Does income management work to make children safer? The evidence is not clearly there in the various evaluation studies that have been done, but now the statistics from the Northern Territory suggest that reality testing is not working either. The current media fuss about the failures of the NT Government to improve the safety of children, fails to ask why these figures are not proof of the major  failure of the income management program in the NT.

It was the April 2007 report on the problems of s-xual abuse in indigenous communities, Little children are Sacred, that was used by the Howard government to justify the intervention. Yet, despite massive expenditure, if mainly on delivery costs, the statistics suggest three years later the situation is worse for the children concerned.

There are many other reasons for the situation not being solved but what is interesting is that the NT report itself  makes no mention of the federal Government policies and programs. It is very odd to read the massive summary and recommendations and find no mention at all of the elephantine presence of Commonwealth officers programs and major interventions that are being specifically  promoted as improving the safety of children.
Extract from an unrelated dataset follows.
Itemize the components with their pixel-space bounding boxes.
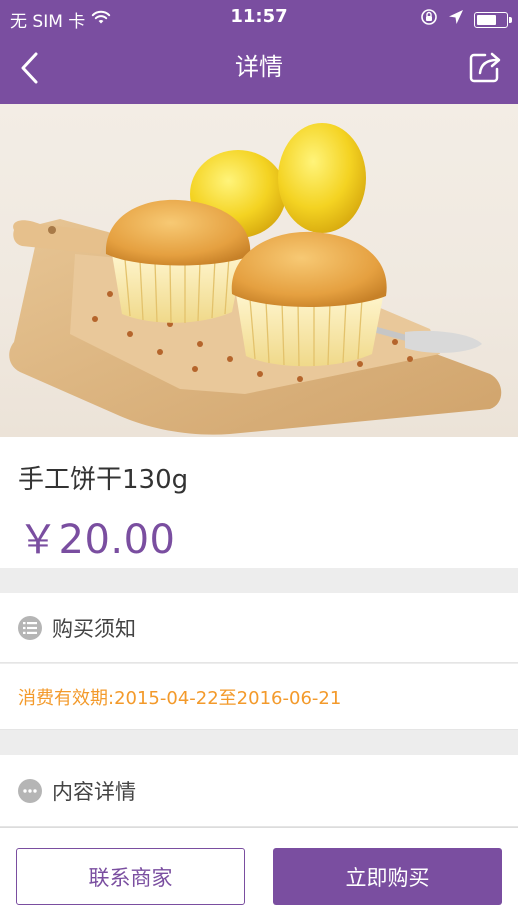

This gap is very odd and must have annoyed minister Jenny Macklin, who was just announcing how useful her extension to income management to cover those notified under child protection legislation would be. In a media release on 18th October , she stated:

As part of the current roll out of the new income management scheme in the NT, the Australian Government has introduced child protection income management to improve parental responsibility. Income management ensures that welfare is spent, first and foremost, in the interests of children on food, clothing and housing. NT child protection workers now have the authority to instruct Centrelink to income manage 70 per cent of parents’ income support and family payments to ensure welfare is spent in the interests of children. The Australian Government wants this measure to be used by NT child protection workers in cases of child neglect.

To support and encourage this measure, the Australian Government will provide an additional $25 million over four years for new family support services in remote communities. This funding is dependent on the NT Government’s increased use of child protection income management

Could this last sentence be seen as a threat to an obviously unappreciative NT government?  The NT report certainly implicitly condemns the intervention ways of doing things. The report states “in order to bring about real and sustainable change for the Northern Territory’s most vulnerable, then Aboriginal people must move from being passive recipients, that is, from being consulted in a marginal, and disempowering way, to a position of influence in taking on the responsibility for the safety and well-being of their children and young people”.

This is not the Commonwealth model and may be the reason for their odd absence in any discussions proposed by the NT government on dealing with the abuse problems.